TECHNIQUES | Blending Colour
- tool: markers
This is all about techniques on how to achieve that more subtle ‘intertwining’ of colours instead of harsh bold edges. Even though the title does say Blending Colours, please don’t mistake it for the special Blender marker. The blender can do various things, but it has less to do with the actual blending of colours unlike the name might suggest.
For this tutorial I used marker paper for the examples and FlexMarkers due to their brush nibs. Generally brush nibs do make it a lot easier, when it comes to more complex colouring methods.
Unless you are filling in an area with a solid colour, feathered strokes are one of the major applying methods when working on an illustration. So, what are feathered strokes? It’s the method of pressing the brush nib on the paper while drawing and then lifting that pressure. The stroke you get will display a darker colour at the beginning of that stroke. The colour then becomes lighter and the end of the stroke will be tapered.
Put many of these strokes together in a row and you will have colour, which fades out slightly. You can also create all sorts of effects with this when varying the colour and amount of single visible strokes. Use a light colour for a really soft appearance, or be bold and create something with a glossy look when using darker colours.
One way to blend two different colours together would be by applying one colour from one side with feathering strokes, and doing the same from the opposite side with the second colour. This only works best, when the two colours are similar in value. A stark contrast makes it much harder to blend them into each other and more colours might be needed to achieve an even result.

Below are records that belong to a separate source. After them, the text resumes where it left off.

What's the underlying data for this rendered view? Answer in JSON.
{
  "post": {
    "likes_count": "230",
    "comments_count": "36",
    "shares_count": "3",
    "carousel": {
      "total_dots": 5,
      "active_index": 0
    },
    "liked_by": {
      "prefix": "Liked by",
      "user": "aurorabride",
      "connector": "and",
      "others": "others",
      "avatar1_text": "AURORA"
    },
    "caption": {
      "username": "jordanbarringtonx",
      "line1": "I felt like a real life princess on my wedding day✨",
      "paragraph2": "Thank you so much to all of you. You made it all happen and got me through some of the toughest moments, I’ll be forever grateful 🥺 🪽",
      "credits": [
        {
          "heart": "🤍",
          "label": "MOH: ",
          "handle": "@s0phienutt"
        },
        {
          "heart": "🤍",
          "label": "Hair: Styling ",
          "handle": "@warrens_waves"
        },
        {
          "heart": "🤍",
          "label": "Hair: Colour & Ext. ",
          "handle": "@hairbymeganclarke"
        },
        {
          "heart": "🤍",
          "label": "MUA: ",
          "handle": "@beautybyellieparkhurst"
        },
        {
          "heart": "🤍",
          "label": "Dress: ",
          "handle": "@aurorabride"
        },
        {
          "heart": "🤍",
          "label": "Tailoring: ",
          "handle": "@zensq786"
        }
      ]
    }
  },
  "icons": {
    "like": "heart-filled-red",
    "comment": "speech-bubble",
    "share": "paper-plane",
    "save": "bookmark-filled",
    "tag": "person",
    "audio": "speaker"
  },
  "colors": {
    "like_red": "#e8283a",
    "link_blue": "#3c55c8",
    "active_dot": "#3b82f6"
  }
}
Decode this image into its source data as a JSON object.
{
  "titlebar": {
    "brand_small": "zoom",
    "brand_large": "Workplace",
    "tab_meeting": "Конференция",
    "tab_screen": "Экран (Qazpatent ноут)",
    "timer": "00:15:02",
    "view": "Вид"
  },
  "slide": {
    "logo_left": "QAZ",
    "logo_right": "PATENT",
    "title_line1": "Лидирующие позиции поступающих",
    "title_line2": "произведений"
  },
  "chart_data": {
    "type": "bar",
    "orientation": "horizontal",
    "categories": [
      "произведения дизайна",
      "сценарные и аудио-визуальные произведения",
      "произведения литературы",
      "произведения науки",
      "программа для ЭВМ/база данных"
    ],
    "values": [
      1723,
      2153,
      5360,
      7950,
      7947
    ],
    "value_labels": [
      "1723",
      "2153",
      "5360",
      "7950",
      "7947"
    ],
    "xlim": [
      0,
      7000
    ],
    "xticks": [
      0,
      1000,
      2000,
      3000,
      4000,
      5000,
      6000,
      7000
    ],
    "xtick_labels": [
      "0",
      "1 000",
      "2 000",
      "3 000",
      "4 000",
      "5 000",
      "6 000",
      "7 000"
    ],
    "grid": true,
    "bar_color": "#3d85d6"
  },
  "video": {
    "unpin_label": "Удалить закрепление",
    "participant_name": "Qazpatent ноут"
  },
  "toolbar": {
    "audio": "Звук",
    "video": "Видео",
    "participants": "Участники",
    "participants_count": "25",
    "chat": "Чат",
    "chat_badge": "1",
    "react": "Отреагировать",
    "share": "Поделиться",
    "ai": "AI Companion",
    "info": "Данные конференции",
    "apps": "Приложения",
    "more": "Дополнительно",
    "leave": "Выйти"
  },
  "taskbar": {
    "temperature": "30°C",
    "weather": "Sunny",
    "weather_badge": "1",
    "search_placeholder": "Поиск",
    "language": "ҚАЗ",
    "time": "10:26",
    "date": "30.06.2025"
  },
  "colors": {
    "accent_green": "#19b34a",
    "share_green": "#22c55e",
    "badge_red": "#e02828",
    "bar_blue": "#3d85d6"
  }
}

This is one of my favourite techniques and can be used in many ways. The main idea behind it is that the second colour dissolves into the first one by its own. The ‘edge’ of the second colour will look fuzzy and soft, hence it blends into the first colour better. However, a must for this technique to work is to be fast. It only works while the colour is still wet on the paper. Any break will lessen your chance of that fuzzy edge. After the first layer is applied, the second colour should follow quickly.
It sounds simple, but you might want to practice the wet-in-wet technique before you put the colour down on your actual picture. Again, colours of similar value do blend better than dark on lighter ones. This is one of the techniques, where you can spend hours on possible colour combinations. It doesn’t have to be just two colours, it can be more, if you wish so.

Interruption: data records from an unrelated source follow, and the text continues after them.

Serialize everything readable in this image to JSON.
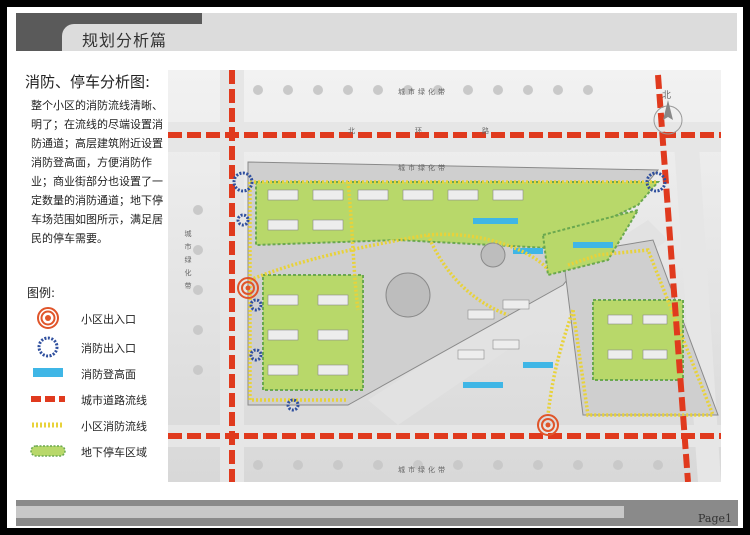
{
  "header": {
    "section_title": "规划分析篇"
  },
  "main": {
    "title": "消防、停车分析图:",
    "description": "整个小区的消防流线清晰、明了；在流线的尽端设置消防通道；高层建筑附近设置消防登高面，方便消防作业；商业街部分也设置了一定数量的消防通道；地下停车场范围如图所示，满足居民的停车需要。",
    "legend_title": "图例:",
    "legend": [
      {
        "icon": "community-entrance-icon",
        "label": "小区出入口"
      },
      {
        "icon": "fire-exit-icon",
        "label": "消防出入口"
      },
      {
        "icon": "fire-climbing-surface-icon",
        "label": "消防登高面"
      },
      {
        "icon": "city-road-flow-icon",
        "label": "城市道路流线"
      },
      {
        "icon": "community-fire-route-icon",
        "label": "小区消防流线"
      },
      {
        "icon": "underground-parking-icon",
        "label": "地下停车区域"
      }
    ]
  },
  "map": {
    "labels": {
      "top_green": "城市绿化带",
      "top_road": "北环路",
      "inner_green": "城市绿化带",
      "left_green": "城市绿化带",
      "bottom_green": "城市绿化带",
      "north": "北"
    }
  },
  "footer": {
    "page": "Page1"
  },
  "colors": {
    "road_flow": "#e03a1e",
    "fire_route": "#e8d23a",
    "parking": "#b8d86a",
    "fire_surface": "#3fb6e6",
    "fire_exit": "#2f4f9e",
    "entrance": "#e0552a"
  }
}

Layered blending does look similar to gradients and it is actually a technique to achieve them in some way. The colour blending is achieved by layering single colours with feathered strokes on top of each other. As you might have already geussed, the colour choices are at the core of the layered blending and the closer they are in their shade, the more subtle the colour change will appear.
For this example I only used two colours, but more are certainly possible. Here I applied the second colour on top of the first after it was half dry. In case the strokes should be more visible, apply the second colour after the first one has dried. It is possible to build the colour up from there.
The colour transfer is a bit of an oddball and the effect is more random than controlled. Since the effect doesn’t last too long, it is better suitable for smaller areas. Generally I found the colour transfer to be working better with bright and bold colours.
Before any colour hit the paper, I pressed the brush nibs of the two markers together. While doing that the yellow colour started to show some discolouration on its tip as it picked up the red. I took the yellow colour and started colouring until the reddish tint disappeared. As you can see, the redness disappeared rather quickly. When you use this technique, do not wait until all the darker colour is absorbed by the lighter coloured marker. Only the tip of the brush nib is fine.